她這一撲太過生猛,身下的柯青筠被她壓了個滿懷,風阮心神不禁蕩了蕩,九重天上的仙女姐姐身體嬌嬌軟軟,壓著也跟壓在雲朵上似的。

“阮阮,你又在調皮?”

男人優雅清涼的聲音突然在耳邊炸起,風阮聽得心中又是一激靈。

下一刻,弗徹的大手不容置喙將她從柯青筠身上扒拉起來,為她順了順散亂的發絲,手掌鐵石般用力卡在她的腰間。

他眸中不悅,自己的心愛之人哪被別人觸碰一下都不行。

柯青筠由仙婢攙扶起來,清了清滿身狼狽的塵土。

計河轉頭瞪視著風阮,”我剛才瞧得清楚,風姑娘腳下並無一物,何故就......就壓倒了公主?“

周圍士兵此刻也在目光灼灼看著風阮。

弗徹挑眉,顯然是不準備給她解圍。

風阮幹笑兩聲,不大不小的聲音響起,“方才,我不小心左腳絆倒了右腳。
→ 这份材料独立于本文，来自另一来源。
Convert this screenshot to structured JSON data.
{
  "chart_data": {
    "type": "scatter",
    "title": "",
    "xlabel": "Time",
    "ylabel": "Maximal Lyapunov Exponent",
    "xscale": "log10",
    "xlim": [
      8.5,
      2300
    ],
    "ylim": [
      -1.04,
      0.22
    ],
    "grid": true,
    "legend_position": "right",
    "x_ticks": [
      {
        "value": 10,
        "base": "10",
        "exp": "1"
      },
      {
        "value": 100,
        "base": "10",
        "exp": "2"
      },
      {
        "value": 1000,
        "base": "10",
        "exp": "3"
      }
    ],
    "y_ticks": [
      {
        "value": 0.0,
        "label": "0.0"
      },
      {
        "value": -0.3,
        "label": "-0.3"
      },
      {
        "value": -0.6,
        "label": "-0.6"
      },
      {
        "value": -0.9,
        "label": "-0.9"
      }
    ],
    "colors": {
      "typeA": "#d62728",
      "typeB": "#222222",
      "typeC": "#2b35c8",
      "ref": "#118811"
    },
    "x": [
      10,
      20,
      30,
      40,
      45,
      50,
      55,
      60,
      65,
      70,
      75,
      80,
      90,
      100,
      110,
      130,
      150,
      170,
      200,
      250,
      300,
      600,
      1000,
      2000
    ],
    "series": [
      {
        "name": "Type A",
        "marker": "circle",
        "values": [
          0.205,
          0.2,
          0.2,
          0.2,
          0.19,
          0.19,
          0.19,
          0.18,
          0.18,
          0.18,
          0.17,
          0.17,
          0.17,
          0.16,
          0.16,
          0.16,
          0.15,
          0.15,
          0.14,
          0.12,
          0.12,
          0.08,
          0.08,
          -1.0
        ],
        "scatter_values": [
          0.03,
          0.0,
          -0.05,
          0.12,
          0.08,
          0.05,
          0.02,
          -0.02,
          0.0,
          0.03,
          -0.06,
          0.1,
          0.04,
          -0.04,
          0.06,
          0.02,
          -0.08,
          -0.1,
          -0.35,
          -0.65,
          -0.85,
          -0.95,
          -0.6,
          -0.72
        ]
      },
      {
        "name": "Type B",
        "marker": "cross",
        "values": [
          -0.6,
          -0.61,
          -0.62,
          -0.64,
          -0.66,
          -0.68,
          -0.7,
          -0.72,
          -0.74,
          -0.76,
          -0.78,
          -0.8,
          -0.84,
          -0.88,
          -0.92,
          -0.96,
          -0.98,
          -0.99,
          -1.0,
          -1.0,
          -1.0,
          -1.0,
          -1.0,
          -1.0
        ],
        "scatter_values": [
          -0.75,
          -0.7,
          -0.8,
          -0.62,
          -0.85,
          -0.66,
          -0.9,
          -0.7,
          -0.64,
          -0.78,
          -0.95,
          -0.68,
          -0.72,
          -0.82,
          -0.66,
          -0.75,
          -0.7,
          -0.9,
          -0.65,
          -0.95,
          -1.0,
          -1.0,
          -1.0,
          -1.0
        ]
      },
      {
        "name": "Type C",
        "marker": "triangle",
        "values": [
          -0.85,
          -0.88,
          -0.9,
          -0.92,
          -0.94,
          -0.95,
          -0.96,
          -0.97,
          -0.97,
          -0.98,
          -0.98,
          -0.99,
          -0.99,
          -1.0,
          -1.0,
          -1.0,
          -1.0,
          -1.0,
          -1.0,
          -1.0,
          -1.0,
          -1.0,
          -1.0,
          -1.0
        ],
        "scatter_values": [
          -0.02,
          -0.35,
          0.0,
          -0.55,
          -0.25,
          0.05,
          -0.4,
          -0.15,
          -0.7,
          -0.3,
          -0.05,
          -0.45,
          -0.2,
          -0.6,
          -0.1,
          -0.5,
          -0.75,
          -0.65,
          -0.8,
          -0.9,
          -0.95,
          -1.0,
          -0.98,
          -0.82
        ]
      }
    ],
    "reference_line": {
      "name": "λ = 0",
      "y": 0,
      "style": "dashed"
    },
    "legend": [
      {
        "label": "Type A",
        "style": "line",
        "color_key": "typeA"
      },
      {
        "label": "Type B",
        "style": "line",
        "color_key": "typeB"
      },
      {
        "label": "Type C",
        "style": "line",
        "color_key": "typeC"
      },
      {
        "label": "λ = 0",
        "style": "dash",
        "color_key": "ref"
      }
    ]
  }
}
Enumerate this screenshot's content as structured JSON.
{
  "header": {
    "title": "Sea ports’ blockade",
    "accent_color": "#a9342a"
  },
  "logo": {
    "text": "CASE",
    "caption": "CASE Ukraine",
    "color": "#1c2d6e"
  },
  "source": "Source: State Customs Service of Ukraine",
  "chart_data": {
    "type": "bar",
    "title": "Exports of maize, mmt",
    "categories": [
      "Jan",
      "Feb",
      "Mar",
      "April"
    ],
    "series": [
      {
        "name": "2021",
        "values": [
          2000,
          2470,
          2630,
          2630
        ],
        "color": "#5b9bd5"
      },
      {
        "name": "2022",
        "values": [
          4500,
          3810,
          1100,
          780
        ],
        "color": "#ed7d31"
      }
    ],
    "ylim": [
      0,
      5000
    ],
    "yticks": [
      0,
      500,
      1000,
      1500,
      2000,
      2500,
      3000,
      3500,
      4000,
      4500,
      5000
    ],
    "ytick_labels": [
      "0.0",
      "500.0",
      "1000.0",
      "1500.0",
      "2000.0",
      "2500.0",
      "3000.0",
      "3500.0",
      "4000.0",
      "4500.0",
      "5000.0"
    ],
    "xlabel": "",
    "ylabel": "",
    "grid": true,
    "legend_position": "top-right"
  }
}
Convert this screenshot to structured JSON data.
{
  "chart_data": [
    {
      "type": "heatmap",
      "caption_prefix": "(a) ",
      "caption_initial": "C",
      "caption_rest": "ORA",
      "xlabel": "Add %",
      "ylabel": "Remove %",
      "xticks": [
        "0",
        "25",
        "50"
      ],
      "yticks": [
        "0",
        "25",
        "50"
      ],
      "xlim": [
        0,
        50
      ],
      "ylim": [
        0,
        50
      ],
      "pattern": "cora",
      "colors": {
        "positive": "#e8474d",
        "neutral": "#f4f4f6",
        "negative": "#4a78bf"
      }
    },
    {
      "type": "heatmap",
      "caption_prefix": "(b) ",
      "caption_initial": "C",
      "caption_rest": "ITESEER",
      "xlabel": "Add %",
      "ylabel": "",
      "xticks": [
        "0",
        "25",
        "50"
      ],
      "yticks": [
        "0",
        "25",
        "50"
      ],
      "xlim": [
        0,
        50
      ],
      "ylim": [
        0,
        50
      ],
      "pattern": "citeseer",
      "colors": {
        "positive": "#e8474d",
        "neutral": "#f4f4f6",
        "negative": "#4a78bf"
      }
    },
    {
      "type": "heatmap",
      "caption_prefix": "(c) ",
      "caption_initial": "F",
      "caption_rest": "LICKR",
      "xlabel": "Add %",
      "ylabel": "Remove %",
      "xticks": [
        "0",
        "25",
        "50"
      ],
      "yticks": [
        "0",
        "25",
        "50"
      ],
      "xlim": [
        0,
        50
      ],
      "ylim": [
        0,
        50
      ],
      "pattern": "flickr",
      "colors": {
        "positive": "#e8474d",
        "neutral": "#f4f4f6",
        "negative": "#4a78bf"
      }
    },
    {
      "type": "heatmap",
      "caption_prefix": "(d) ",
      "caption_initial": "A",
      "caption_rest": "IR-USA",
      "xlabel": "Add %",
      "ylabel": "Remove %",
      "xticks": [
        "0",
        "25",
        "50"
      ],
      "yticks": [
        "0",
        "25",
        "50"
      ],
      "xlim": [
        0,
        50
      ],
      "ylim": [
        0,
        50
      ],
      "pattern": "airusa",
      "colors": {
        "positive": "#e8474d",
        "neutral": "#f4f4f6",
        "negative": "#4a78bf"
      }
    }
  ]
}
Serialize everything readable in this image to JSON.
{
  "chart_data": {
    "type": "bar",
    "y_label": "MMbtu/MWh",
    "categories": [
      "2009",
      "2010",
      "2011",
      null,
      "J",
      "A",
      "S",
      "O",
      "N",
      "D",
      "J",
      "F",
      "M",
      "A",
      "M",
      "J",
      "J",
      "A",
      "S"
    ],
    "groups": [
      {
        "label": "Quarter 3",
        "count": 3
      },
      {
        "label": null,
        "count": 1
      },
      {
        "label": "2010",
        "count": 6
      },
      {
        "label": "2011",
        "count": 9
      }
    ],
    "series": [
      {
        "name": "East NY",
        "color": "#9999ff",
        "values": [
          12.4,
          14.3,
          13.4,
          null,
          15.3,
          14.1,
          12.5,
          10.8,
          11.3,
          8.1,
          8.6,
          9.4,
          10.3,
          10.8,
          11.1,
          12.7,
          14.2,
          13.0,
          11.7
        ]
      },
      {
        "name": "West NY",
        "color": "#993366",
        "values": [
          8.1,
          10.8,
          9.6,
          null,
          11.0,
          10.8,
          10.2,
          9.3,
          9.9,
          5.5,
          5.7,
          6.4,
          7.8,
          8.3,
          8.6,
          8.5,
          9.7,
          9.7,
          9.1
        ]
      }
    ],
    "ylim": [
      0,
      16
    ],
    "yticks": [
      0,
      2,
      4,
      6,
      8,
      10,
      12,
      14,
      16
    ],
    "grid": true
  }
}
”

眾人:“......”

“我相信風姑娘不是故意的。”柯青筠此時也淡淡開口,她轉頭看向弗徹,”弗徹,我今日前來是有要事與你商議。“

弗徹眸中深不見底,聲調沈凝如霧,“仙子請進。”

他們既然有要事相商,風阮自然不會進去,便知情知趣腳步未動。

弗徹轉身看她,英俊的面容在日光之下恍若神祇,輕扯唇角,“還不快進來?”

風阮回答:”你不怕我進去聽到你的軍事機密啊?“

男人聞言大步上前拉住她的手腕,睥睨著她。